Hüseyin Kıran Yaşamak – Bir Çaba adlı son kitabında bir anlatı kurmuş. Kitap, evet, anlatı türünde. Kıran’ın bu kitabını okumadan önce de birkaç anlatısına çeşitli dergilerde denk gelmiştim. Birini oldukça güçlü bulmuştum. Nokta kullanmadan yazmıştı ve anlatı akıyordu. Bir tekinsiz tını eşliğinde çok değişik duygulara sevk ediyordu okuyucuyu. Düşünsel olarak çok katmanlı bir derinliği görebildiğiniz, yahut sezinleyebildiğiniz anlatılar bunlar. Dünya üzerine kafa yoran, kendi acısından yola çıkan ve bunu düşünsel olarak genişleterek işleyen anlatılar.
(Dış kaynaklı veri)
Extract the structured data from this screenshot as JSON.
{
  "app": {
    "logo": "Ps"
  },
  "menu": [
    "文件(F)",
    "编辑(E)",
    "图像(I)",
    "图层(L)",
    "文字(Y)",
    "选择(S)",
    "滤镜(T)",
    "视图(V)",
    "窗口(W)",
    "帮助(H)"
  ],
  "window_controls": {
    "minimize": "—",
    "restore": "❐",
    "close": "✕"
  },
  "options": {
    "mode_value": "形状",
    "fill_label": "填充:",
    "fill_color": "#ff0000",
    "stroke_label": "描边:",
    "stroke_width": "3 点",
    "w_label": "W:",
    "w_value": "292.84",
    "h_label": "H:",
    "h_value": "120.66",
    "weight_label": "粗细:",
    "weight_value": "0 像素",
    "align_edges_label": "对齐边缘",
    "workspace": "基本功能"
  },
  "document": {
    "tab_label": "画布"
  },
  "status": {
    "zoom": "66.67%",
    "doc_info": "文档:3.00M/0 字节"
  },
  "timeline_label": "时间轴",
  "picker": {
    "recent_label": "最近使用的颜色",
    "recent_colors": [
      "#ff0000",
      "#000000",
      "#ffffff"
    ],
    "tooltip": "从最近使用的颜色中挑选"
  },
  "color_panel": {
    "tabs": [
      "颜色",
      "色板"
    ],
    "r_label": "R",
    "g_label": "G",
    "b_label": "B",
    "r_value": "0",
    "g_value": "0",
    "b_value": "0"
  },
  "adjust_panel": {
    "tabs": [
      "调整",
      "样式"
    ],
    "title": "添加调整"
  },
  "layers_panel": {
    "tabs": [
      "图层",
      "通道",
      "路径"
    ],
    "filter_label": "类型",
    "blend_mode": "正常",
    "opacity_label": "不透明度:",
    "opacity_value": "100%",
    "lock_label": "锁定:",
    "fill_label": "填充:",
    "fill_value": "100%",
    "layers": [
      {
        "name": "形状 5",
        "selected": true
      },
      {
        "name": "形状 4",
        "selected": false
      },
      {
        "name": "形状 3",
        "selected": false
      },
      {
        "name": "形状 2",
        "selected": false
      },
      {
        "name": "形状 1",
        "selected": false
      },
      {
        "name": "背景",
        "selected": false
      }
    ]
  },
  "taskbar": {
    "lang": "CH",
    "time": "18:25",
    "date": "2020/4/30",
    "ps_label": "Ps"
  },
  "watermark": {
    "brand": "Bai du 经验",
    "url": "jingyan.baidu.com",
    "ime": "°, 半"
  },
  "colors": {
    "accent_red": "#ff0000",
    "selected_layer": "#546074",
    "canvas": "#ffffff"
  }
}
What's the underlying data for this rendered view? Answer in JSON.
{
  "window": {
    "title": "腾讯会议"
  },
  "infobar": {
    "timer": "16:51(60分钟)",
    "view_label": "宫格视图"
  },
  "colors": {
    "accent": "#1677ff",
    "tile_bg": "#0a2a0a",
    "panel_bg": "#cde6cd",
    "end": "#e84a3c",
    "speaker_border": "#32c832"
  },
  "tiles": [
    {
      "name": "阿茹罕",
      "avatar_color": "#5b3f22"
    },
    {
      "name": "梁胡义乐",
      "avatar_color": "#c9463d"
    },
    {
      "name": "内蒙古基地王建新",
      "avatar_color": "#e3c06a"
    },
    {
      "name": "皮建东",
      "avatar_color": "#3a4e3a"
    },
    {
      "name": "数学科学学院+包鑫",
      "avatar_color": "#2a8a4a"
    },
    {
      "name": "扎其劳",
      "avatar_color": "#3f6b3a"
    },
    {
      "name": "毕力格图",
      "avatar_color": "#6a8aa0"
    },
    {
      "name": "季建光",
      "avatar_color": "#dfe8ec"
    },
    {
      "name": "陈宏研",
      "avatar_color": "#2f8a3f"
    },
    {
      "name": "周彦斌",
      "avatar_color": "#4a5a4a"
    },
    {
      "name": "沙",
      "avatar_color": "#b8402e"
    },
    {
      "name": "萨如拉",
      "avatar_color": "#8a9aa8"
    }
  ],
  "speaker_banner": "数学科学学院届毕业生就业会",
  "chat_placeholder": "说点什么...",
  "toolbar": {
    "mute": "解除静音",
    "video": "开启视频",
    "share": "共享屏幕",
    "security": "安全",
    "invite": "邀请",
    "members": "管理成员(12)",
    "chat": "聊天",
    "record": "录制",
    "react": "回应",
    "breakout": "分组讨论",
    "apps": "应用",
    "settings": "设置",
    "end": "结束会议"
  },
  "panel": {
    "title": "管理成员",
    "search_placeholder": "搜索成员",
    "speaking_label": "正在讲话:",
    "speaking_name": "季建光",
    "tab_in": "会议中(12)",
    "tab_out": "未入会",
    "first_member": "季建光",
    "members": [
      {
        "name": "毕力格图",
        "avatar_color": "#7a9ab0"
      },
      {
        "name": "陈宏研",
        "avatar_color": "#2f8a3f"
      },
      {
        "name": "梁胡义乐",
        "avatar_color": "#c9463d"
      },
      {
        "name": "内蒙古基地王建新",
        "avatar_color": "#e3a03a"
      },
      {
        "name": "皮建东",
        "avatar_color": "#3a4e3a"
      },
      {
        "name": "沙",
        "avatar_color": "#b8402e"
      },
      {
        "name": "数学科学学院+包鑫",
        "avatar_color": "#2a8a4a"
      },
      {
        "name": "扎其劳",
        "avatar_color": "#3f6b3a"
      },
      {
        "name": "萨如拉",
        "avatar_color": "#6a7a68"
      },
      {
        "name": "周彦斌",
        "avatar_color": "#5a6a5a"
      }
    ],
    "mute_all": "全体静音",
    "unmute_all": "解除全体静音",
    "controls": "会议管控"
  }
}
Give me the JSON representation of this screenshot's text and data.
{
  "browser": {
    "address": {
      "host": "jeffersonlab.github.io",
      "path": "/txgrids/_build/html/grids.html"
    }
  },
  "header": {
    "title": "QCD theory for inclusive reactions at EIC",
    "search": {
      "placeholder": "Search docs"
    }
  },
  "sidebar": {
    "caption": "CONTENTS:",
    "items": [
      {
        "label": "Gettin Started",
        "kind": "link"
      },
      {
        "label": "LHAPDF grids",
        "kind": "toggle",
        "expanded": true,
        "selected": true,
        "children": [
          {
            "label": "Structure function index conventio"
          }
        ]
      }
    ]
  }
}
Acı diyerek kast ettiğim şeyin üzüntü, kırılmışlık, melankoli ya da fiziksel acı olmadığını belirtmeliyim. Acı dediğim aslında ‘’duygulanım’’. Pathos. İnsanı motive eden bir şey olarak acı, harekete geçme potansiyeli. Yine Kıran’da önemli felsefi değinilere de rastlamak mümkün. Bir şekilde onun felsefi arka planını ve bunu kullanarak gösterdiği duruşu bana Maurice Blanchot'u çağrıştırıyor.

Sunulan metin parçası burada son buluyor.